At the start of Pandemic RBI came out with a moratorium on Loan repayments and on 22 May, extended it on term loans till 31 August following the lockdown. Now the moratorium period is over and both Banks and NBFC can collect payments on their advances.
Microfinance Institutions Network (MFIN), an industry association for the microfinance industry has come out with a release saying that “There could be borrowers who might be facing stress. All providers (of microcredit) agree that we must continue to show empathy with these borrowers and allow them time to get on their feet, even though credit discipline is important”. However, the association has added that the “credit discipline is important”.
This is just the start of problems for Industry. While the words of empathy and sympathy are doing rounds, the actions on ground are much harsher. For the financial institutions, there is no easy choice. Pressure can drive creditors to bankruptcy, and lack of it will be bad for their own balance sheets.
We spoke to a bank manager of one of the largest Public Sector Bank and he said “Empathy is okay, but those with cash are also not willing to pay. Their priority is current account instead of an EMI, and they think we will not act. They must understand that moratorium is over, and our collection pressure is way past our discretion to give any more relaxion”
It seems at an operational level the verdict is clear – collect the loans.
For the industry there is hardly any choice. Non payment of earlier dues has already cut them off from any more credit linked liquidity, business models are collapsing by the lack of demand and even those lucky few who have full order books, have severe supply side constraints.
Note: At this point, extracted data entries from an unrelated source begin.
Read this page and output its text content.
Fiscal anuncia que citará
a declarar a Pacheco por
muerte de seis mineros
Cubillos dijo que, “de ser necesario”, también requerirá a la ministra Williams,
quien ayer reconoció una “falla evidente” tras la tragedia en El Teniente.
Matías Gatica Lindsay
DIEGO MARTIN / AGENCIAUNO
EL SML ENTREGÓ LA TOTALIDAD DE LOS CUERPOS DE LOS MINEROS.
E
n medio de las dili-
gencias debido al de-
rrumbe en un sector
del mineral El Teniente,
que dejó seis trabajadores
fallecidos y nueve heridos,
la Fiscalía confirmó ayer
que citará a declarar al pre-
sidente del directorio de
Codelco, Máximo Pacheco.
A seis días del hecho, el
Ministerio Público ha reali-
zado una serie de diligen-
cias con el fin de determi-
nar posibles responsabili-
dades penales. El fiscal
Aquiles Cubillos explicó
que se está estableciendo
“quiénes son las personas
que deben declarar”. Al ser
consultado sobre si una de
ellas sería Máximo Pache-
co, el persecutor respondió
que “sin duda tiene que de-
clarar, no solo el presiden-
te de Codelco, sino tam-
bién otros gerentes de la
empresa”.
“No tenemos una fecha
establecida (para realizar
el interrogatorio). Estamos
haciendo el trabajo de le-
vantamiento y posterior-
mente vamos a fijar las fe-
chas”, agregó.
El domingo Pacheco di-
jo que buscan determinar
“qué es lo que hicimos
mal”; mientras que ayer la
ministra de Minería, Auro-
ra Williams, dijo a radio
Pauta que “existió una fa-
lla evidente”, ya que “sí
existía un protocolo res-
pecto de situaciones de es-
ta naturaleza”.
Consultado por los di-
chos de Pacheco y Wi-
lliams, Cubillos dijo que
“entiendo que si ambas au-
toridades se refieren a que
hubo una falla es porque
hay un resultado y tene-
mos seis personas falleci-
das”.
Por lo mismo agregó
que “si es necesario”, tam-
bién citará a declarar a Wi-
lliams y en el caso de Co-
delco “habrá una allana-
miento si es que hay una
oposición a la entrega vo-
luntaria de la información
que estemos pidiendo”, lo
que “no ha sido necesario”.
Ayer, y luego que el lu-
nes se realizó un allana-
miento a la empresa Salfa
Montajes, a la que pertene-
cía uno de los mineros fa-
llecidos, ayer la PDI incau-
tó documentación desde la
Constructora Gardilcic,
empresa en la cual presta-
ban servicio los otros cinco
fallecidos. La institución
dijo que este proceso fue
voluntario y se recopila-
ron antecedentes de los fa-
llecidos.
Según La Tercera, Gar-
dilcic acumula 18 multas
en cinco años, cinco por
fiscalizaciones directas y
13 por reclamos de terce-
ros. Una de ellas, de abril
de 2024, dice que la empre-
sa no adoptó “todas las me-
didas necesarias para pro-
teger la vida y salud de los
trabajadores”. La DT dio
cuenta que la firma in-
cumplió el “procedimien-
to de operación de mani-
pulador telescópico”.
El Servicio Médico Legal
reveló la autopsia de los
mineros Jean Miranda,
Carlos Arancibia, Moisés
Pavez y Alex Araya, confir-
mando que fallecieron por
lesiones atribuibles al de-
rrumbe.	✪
While MFIN has come out with a toll-free number 1800 102 1080 to address any grievance, a non-payment of loan can hardly be called problematic.
While the banks are all ready to push industry into defaults, they simply do not have mechanisms to handle the volume of upcoming loan restructuring requests.
On its part Finance Ministry is doing everything it can i.e. talking to lenders. Its another matter that the talks will be inconsequential as loans are the core business of any Indian Bank and unless government provides mechanism to get out of the Covid-19 mess – there is no green shoot. RBI sis its part, now its for government to provide direction with policy guidance.